Despite the natural disturbance the game went on, with my brother (with the very Jewish name of “Charlton”) at the crease stoically facing the bowler.  The game was briefly suspended for a few minutes to allow the local fire brigade to extinguish the flames, and then promptly resumed.

This game could be read as a metaphor for contemporary Zionism.  Israel is in a “hot” neighborhood:  Iran is ranting and posturing, Syria is burning, Lebanon and Egypt are smoldering, and from a distance one would assume that Israelis live in a constant state of fear and depression.  The reality is, whilst Israelis are concerned and keeping a wary eye on our neighbors, people carry on with their lives with a Joie de vivre that visitors find surprising and uplifting.

As one of the players observed: “the dry climate, shortages of water and absence of purpose-built pitches pose frequent challenges.

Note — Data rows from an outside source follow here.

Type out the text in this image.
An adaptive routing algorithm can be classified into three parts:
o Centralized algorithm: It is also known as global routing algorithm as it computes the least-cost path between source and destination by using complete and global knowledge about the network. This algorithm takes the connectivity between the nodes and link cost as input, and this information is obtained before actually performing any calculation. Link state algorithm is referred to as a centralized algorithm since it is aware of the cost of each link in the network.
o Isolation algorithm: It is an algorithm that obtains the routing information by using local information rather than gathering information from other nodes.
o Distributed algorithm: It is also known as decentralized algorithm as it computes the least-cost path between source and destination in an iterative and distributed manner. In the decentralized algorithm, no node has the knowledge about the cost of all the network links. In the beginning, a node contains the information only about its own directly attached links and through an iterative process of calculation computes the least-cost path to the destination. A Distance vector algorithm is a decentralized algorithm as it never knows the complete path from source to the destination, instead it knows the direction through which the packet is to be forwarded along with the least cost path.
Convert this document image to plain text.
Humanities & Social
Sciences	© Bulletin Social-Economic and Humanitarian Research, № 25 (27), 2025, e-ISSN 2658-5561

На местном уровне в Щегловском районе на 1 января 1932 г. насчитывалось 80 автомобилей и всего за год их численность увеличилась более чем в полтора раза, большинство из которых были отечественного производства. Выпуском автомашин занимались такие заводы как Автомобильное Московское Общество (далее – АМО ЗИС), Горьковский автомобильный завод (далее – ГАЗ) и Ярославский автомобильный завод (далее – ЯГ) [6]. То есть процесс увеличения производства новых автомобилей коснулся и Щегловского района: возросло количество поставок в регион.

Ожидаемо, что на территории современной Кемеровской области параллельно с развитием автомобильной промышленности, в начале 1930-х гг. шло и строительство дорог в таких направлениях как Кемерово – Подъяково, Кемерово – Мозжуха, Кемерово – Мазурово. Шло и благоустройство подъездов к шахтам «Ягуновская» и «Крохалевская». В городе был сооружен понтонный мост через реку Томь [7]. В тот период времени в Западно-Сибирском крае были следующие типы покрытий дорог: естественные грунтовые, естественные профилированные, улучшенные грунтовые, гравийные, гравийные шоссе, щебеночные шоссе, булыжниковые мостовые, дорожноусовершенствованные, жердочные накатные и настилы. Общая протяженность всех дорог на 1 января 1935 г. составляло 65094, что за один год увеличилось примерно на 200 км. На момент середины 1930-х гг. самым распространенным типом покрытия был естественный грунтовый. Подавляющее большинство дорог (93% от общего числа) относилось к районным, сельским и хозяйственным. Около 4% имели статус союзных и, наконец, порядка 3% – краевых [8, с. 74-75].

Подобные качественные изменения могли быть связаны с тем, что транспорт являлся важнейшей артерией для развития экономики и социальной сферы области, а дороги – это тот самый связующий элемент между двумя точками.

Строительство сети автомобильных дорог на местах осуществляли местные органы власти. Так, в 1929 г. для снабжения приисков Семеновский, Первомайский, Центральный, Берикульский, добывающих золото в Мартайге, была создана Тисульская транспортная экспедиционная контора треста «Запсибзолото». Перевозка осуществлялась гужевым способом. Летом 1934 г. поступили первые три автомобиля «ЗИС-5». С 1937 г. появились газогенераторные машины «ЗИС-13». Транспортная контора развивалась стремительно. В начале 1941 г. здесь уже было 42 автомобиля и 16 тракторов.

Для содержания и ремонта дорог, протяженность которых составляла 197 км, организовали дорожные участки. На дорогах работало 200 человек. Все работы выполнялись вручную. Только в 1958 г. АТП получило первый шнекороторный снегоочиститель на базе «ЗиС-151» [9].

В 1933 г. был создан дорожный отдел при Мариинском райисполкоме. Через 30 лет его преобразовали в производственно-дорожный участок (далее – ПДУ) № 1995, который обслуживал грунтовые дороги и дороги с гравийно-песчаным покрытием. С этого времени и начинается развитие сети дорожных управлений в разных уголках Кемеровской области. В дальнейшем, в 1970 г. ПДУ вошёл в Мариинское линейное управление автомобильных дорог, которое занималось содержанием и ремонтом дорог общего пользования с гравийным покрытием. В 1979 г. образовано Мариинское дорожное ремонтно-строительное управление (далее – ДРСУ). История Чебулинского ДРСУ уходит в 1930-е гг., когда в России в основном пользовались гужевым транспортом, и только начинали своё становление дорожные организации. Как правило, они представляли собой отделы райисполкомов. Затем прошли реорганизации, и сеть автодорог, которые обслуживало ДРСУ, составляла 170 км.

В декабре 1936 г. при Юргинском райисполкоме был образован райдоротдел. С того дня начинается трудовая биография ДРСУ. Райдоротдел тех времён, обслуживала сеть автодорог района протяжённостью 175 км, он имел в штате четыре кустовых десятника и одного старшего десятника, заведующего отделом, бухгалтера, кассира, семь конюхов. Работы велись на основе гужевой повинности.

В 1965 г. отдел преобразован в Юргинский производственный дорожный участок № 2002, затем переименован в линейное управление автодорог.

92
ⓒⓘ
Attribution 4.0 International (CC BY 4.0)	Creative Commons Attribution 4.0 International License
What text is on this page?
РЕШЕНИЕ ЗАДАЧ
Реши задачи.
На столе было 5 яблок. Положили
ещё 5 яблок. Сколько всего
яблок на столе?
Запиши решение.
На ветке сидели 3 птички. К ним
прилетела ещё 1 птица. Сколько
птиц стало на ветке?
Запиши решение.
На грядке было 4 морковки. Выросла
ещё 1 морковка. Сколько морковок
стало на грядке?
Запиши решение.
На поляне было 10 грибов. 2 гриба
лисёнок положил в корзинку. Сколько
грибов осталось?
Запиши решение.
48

Games are played on matting pitches in sandy clearings…and on a variety of other temporary pitches laid across soccer fields in other towns.” Just as we Israelis have, against all the odds,  managed to use our native ingenuity to create cricket pitches on inhospitable terrain, so too have we managed to revive our language, make the desert bloom, rebuild our homeland, in-gather our exiles and have the ability to defend our homeland and protect Jews worldwide as we continue to reach for the stars. Howzat?!


About the Author
Dr. Tuvia Book was born in London and raised in both the UK and South Africa. After making Aliya at the age of 17 and studying in Yeshiva he volunteered for the IDF, where he served in an elite combat unit. Upon his discharge he completed his BA at Bar-Ilan University, as well as certification in graphic design. He then served as the Information Officer at the Israeli Consulate of Philadelphia, while earning a graduate degree in Jewish Studies. Upon his return to Israel, Dr. Book graduated from a course of study with the Israeli Ministry of Tourism, and is a licensed tour guide. Tuvia has been working in the field of Jewish Education, both formal and informal, for many years. He has guided and taught Jewish students and educators from around the English-speaking world for some of Israel’s premier educational institutions and programs. Tuvia has been guiding groups for Birthright Israel since its inception and, in addition, has lectured throughout North America, Australia, Europe and South Africa. Tuvia served as a Shaliach (emissary) for the Jewish Agency for Israel as the Director of Israel and Zionist Education at the Board of Jewish Education of Greater New York (Jewish Education Project). He was a lecturer/educational guide at the Alexander Muss Institute for Israel Education (AMIIE) in Israel for a decade. Tuvia has lectured at both Bar Ilan University and Hebrew University. He is the author (and illustrator) of the internationally acclaimed Zionism curriculum; “For the Sake of Zion; A Curriculum of Israel Education” (fifth edition, 2017, Koren) and is at present working on his next book, a history of the Jewish people. Tuvia has a doctorate in Israel education. His dissertation title is: “Through the Soldiers’ Eyes: Exploring the Influence of a Birthright Mifgash on the Israeli Soldier Participants.”